Muss ich die KfW-Foerderung vor dem Kaufvertrag beantragen?
Ja, Sie muessen die Foerderung beantragen, bevor Sie den Kaufvertrag unterschreiben oder mit dem Bau beginnen. Wer den Kaufvertrag bereits geschlossen hat, geht in der Regel leer aus. Der Antrag laeuft nicht direkt ueber die KfW, sondern ueber Ihre Hausbank oder einen Finanzierungsvermittler, die ihn einreichen und in die Gesamtfinanzierung einbinden.
Was ist der Unterschied zwischen WEF (300) und dem Wohneigentumsprogramm (124)?
Das WEF-Programm (300) richtet sich an Familien mit mindestens einem minderjaehrigen Kind, hat eine nach Kinderzahl gestaffelte Einkommensgrenze und verlangt Effizienzhaus 40, bietet dafuer einen starken Zinsvorteil. Das Programm 124 foerdert alle Selbstnutzer ohne Einkommensgrenze und ohne Energie-Auflage, ist dafuer aber marktnaeher mit geringerem Zinsvorteil.
Welchen energetischen Standard muss das Gebaeude erfuellen?
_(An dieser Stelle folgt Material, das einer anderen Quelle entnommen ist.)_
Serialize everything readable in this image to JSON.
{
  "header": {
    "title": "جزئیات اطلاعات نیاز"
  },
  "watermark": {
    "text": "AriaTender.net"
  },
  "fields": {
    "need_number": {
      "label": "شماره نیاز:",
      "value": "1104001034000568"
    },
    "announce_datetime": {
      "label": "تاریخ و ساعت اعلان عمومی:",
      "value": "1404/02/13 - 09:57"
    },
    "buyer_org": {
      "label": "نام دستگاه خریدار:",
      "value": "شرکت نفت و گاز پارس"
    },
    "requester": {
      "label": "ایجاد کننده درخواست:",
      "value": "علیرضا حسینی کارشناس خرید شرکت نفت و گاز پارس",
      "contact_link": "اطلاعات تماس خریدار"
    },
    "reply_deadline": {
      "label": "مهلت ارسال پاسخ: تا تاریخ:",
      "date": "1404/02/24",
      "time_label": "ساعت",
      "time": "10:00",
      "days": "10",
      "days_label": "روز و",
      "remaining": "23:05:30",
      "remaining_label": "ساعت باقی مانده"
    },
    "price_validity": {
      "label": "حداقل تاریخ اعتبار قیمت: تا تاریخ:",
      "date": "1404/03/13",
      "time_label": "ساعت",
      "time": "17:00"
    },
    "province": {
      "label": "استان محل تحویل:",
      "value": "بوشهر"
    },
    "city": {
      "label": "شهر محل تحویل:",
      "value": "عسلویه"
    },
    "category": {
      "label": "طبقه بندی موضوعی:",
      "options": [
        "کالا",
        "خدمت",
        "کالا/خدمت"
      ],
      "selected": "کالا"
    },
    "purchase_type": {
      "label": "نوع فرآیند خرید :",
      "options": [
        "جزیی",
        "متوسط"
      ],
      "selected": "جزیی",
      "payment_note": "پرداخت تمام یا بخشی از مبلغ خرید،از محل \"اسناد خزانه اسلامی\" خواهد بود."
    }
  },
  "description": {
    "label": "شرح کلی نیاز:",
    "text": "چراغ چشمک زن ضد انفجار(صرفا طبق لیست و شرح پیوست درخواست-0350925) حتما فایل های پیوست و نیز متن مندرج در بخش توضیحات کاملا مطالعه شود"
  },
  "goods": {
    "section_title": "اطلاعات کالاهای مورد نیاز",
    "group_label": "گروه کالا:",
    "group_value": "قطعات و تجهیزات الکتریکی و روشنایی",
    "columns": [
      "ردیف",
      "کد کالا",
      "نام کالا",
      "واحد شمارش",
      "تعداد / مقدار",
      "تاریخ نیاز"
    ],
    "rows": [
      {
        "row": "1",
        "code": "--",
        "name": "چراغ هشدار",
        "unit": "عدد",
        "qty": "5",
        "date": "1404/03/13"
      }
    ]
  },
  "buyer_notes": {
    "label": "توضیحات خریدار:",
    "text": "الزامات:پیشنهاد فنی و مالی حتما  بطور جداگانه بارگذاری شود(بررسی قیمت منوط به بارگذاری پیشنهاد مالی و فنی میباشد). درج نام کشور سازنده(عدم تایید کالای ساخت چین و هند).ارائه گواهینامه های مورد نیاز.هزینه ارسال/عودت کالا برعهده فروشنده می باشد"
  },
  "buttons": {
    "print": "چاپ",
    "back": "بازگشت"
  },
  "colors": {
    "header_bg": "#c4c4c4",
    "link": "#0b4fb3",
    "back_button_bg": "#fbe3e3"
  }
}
Das Gebaeude muss mindestens den Standard Effizienzhaus 40 erfuellen und darf nicht mit Oel, Gas oder Biomasse heizen (Foerderstufe Klimafreundliches Wohngebaeude). Das Qualitaetssiegel Nachhaltiges Gebaeude (QNG) ist dafuer nicht zwingend; es ist erst fuer die hoehere Foerderstufe noetig und hebt dann den maximalen Kreditbetrag an.